Ladies and gentlemen, Vernon Reid and his band, Living Colour, would like to share credit for the success of their platinum debut album, Vivid, with a dynamic but unlikely duo: Mick Jagger and Melvin the Barber. Melvin’s fame, unfortunately, never spread beyond the Brooklyn shop where he played the blues between haircuts and taught Reid how to handle a guitar pick. “Hold onto that pick,” he told Reid, “so that no one can ever pull it out of your hand.” Reid did. Fifteen years later, Mick Jagger was so impressed with Reid’s ability to punch out hard-rock riffs that he hired him to play on his Primitive Cool solo LP and produced two tracks that helped land Living Colour a recording contract for Vivid. “I’d like to see one thing make it into print,” Reid says. “And that is, Thank you, Mick Jagger.’ ”
Reid, 31, and company—singer Corey Glover, 24, drummer Will Calhoun, 24, and bassist Muzz Skillings, 27—can thank Jagger in person later this month, when they begin a 50-show stint as opening act for the Rolling Stones. As Stevie Wonder, Bob Marley and Prince found out, sharing marquee space with the Stones is often beneficial to one’s career. It could also help put the lie to a lingering perception in the industry that blacks should stick to rap, soul and funk and leave rocking to white boys. “We’d like to think that even if we were white and had blond hair people would still bug on our music,” says Reid. Adds Skillings: “As a black rock band, we may end up being just an exception to the rule. We hope, though, that this is the beginning of a major thing.”

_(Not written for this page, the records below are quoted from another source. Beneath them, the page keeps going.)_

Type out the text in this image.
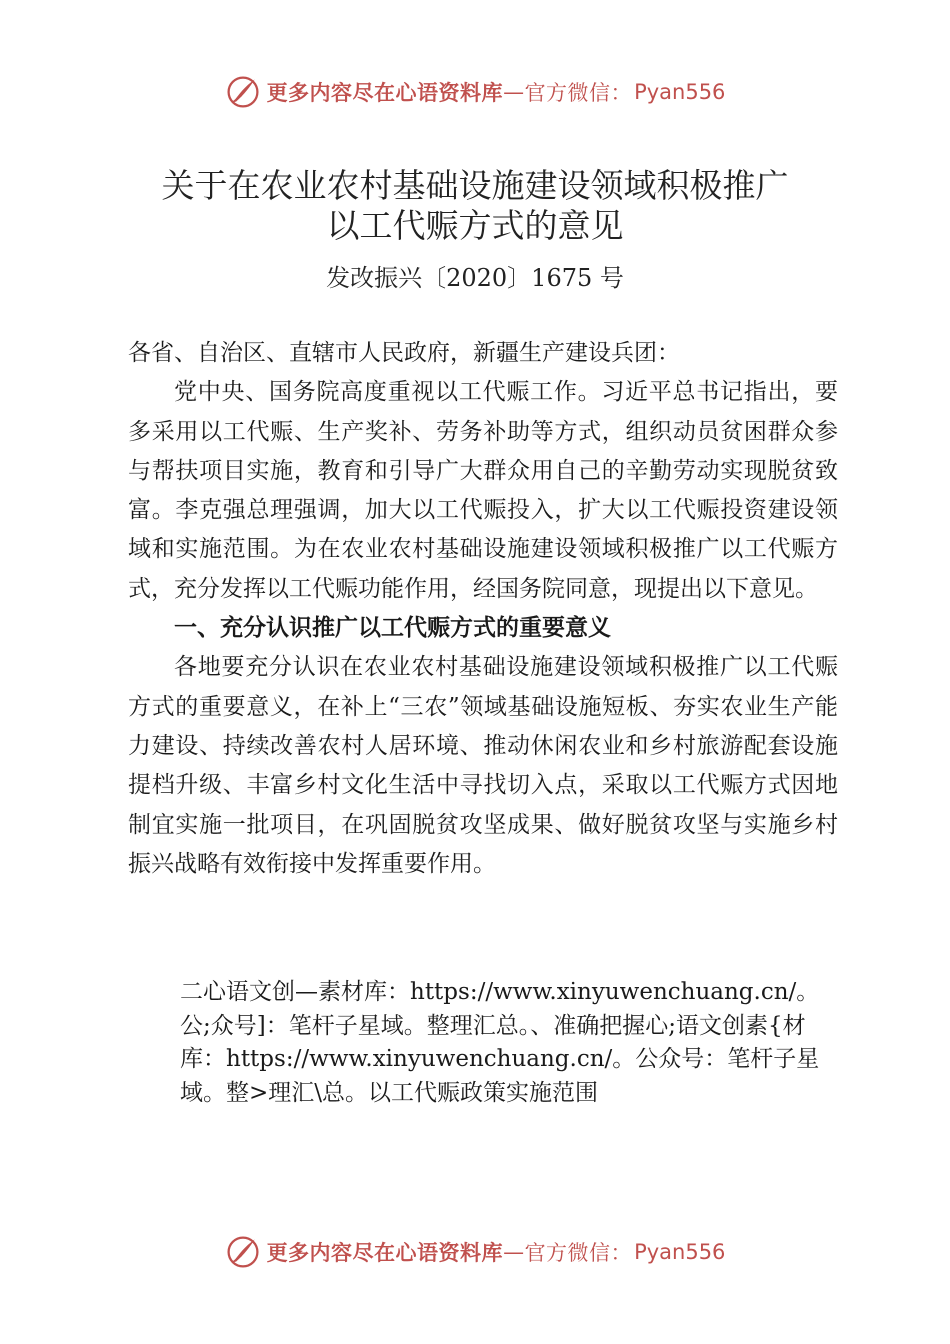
更多内容尽在心语资料库 — 官方微信： Pyan556
关于在农业农村基础设施建设领域积极推广
以工代赈方式的意见
发改振兴〔2020〕1675 号

各省、自治区、直辖市人民政府，新疆生产建设兵团：

党中央、国务院高度重视以工代赈工作。习近平总书记指出，要多采用以工代赈、生产奖补、劳务补助等方式，组织动员贫困群众参与帮扶项目实施，教育和引导广大群众用自己的辛勤劳动实现脱贫致富。李克强总理强调，加大以工代赈投入，扩大以工代赈投资建设领域和实施范围。为在农业农村基础设施建设领域积极推广以工代赈方式，充分发挥以工代赈功能作用，经国务院同意，现提出以下意见。

一、充分认识推广以工代赈方式的重要意义

各地要充分认识在农业农村基础设施建设领域积极推广以工代赈方式的重要意义，在补上“三农”领域基础设施短板、夯实农业生产能力建设、持续改善农村人居环境、推动休闲农业和乡村旅游配套设施提档升级、丰富乡村文化生活中寻找切入点，采取以工代赈方式因地制宜实施一批项目，在巩固脱贫攻坚成果、做好脱贫攻坚与实施乡村振兴战略有效衔接中发挥重要作用。

二心语文创—素材库：https://www.xinyuwenchuang.cn/。公;众号]：笔杆子星域。整理汇总。、准确把握心;语文创素{材库：https://www.xinyuwenchuang.cn/。公众号：笔杆子星域。整>理汇\总。以工代赈政策实施范围
更多内容尽在心语资料库 — 官方微信： Pyan556
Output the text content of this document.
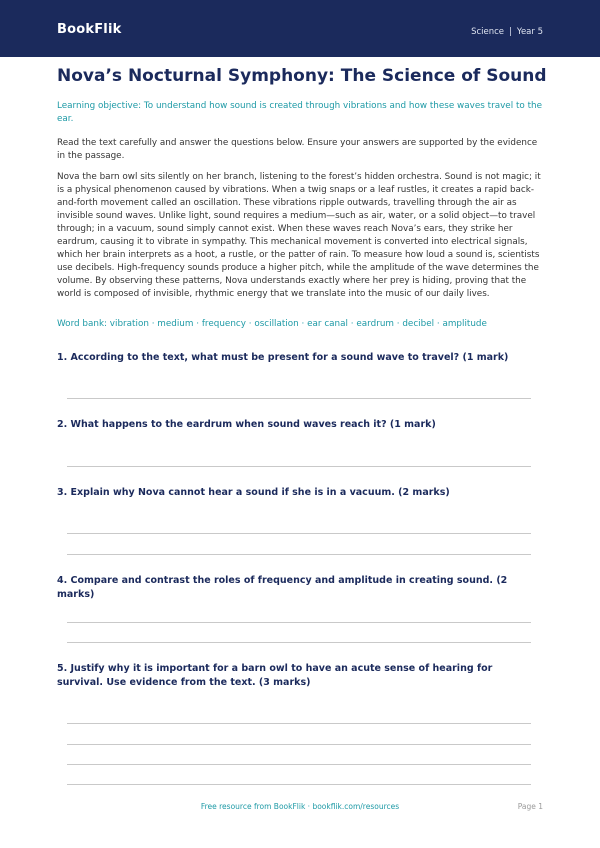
BookFlik	Science | Year 5
Nova’s Nocturnal Symphony: The Science of Sound

Learning objective: To understand how sound is created through vibrations and how these waves travel to the ear.

Read the text carefully and answer the questions below. Ensure your answers are supported by the evidence in the passage.

Nova the barn owl sits silently on her branch, listening to the forest’s hidden orchestra. Sound is not magic; it is a physical phenomenon caused by vibrations. When a twig snaps or a leaf rustles, it creates a rapid back-and-forth movement called an oscillation. These vibrations ripple outwards, travelling through the air as invisible sound waves. Unlike light, sound requires a medium—such as air, water, or a solid object—to travel through; in a vacuum, sound simply cannot exist. When these waves reach Nova’s ears, they strike her eardrum, causing it to vibrate in sympathy. This mechanical movement is converted into electrical signals, which her brain interprets as a hoot, a rustle, or the patter of rain. To measure how loud a sound is, scientists use decibels. High-frequency sounds produce a higher pitch, while the amplitude of the wave determines the volume. By observing these patterns, Nova understands exactly where her prey is hiding, proving that the world is composed of invisible, rhythmic energy that we translate into the music of our daily lives.

Word bank: vibration · medium · frequency · oscillation · ear canal · eardrum · decibel · amplitude

1. According to the text, what must be present for a sound wave to travel? (1 mark)

2. What happens to the eardrum when sound waves reach it? (1 mark)

3. Explain why Nova cannot hear a sound if she is in a vacuum. (2 marks)

4. Compare and contrast the roles of frequency and amplitude in creating sound. (2 marks)

5. Justify why it is important for a barn owl to have an acute sense of hearing for survival. Use evidence from the text. (3 marks)

Free resource from BookFlik · bookflik.com/resources	Page 1
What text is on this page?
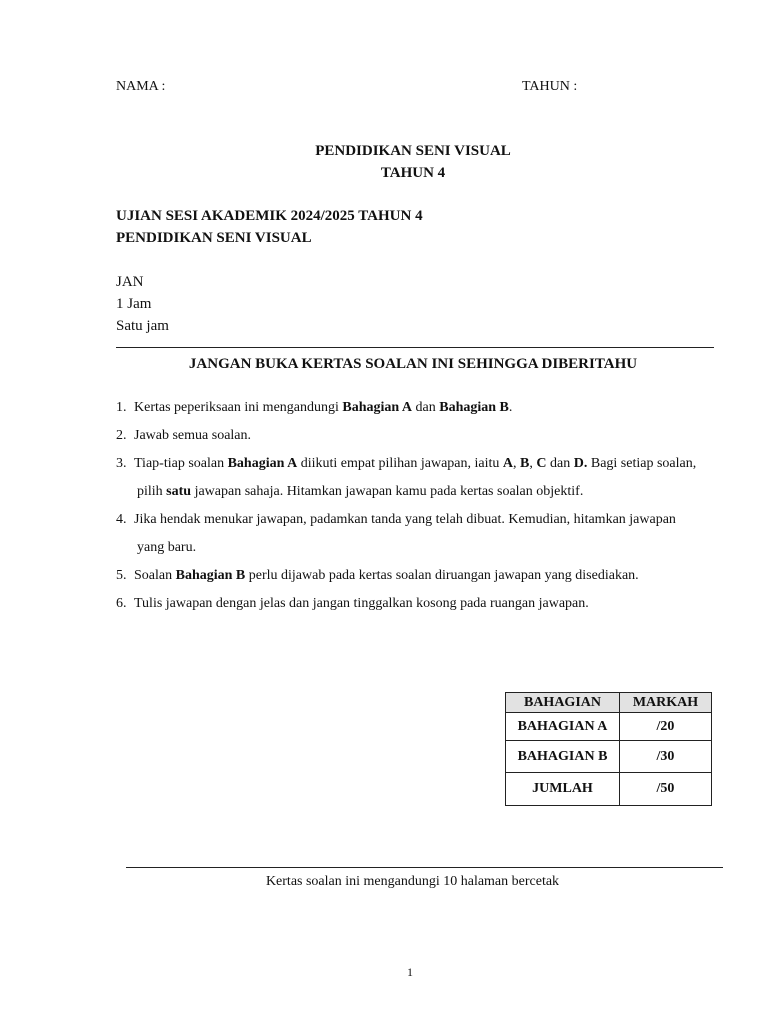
NAMA :	TAHUN :
PENDIDIKAN SENI VISUAL
TAHUN 4
UJIAN SESI AKADEMIK 2024/2025 TAHUN 4
PENDIDIKAN SENI VISUAL
JAN
1 Jam
Satu jam
JANGAN BUKA KERTAS SOALAN INI SEHINGGA DIBERITAHU
1. Kertas peperiksaan ini mengandungi Bahagian A dan Bahagian B.
2. Jawab semua soalan.
3. Tiap-tiap soalan Bahagian A diikuti empat pilihan jawapan, iaitu A, B, C dan D. Bagi setiap soalan,
pilih satu jawapan sahaja. Hitamkan jawapan kamu pada kertas soalan objektif.
4. Jika hendak menukar jawapan, padamkan tanda yang telah dibuat. Kemudian, hitamkan jawapan
yang baru.
5. Soalan Bahagian B perlu dijawab pada kertas soalan diruangan jawapan yang disediakan.
6. Tulis jawapan dengan jelas dan jangan tinggalkan kosong pada ruangan jawapan.
BAHAGIAN	MARKAH
BAHAGIAN A	/20
BAHAGIAN B	/30
JUMLAH	/50
Kertas soalan ini mengandungi 10 halaman bercetak
1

When Living Colour was named Best Rock Group at the New York Music Awards last April, Reid questioned why the prize was named the Elvis. “The award might just as well have been named after Chuck Berry, Jimi Hendrix, Bo Diddley or even Big Mama Thornton,” he says. Coming from Reid, this is not idle rhetoric. As co-founder of a New York-based networking organization called the Black Rock Coalition, he is generous in offering advice and aid to other musicians trying to break through the color barrier in rock.
Living Colour’s music is only rock and roll, of course, but the social agenda is never far from the surface. “Taken together.” Reid says, “our songs are like a mural of our lives.” Of West Indian ancestry, Reid was born in England and moved to Brooklyn at age 2. His father, James, worked at the post office, and his mother, Mary, worked for a supermarket chain while raising Vernon and his two younger sisters. At 15, Reid was given an old guitar by a cousin and walked down the street to Melvin the Barber for informal instruction. “The guitar had very heavy strings, and my hands hurt for hours after I tried to play it.” he says. “It became a matter of will. I wouldn’t let it beat me.”
Reid, who later studied performing arts for two years at Manhattan Community College, eventually became an in-demand player on the New York avant-garde scene. Living Colour, which he formed in 1986, became something of a refuge for its members, whose interest in rock and roll was often viewed by their peers as a kind of musical perversion. Glover recalls catching flak from friends because he listened to doo-wop music and Steely Dan; Calhoun remembers getting cross-eyed looks years ago when he introduced some rap deejays to Led Zeppelin licks they could include in their songs. “For the deejays, I was a musician,” says Calhoun, “but to the other kids, I was weird.”
Despite Living Colour’s current good fortune, Reid has not forgotten his old friends. “I haven’t seen Melvin the Barber in years, but if he’s around I would love to talk to him,” Reid says. “He said to me, ‘If you stick with this guitar, one day I’m gonna see you on television.’ I’d like to tell him thanks, because it occurred to me when we did Saturday Night Live last April that what he said came true.”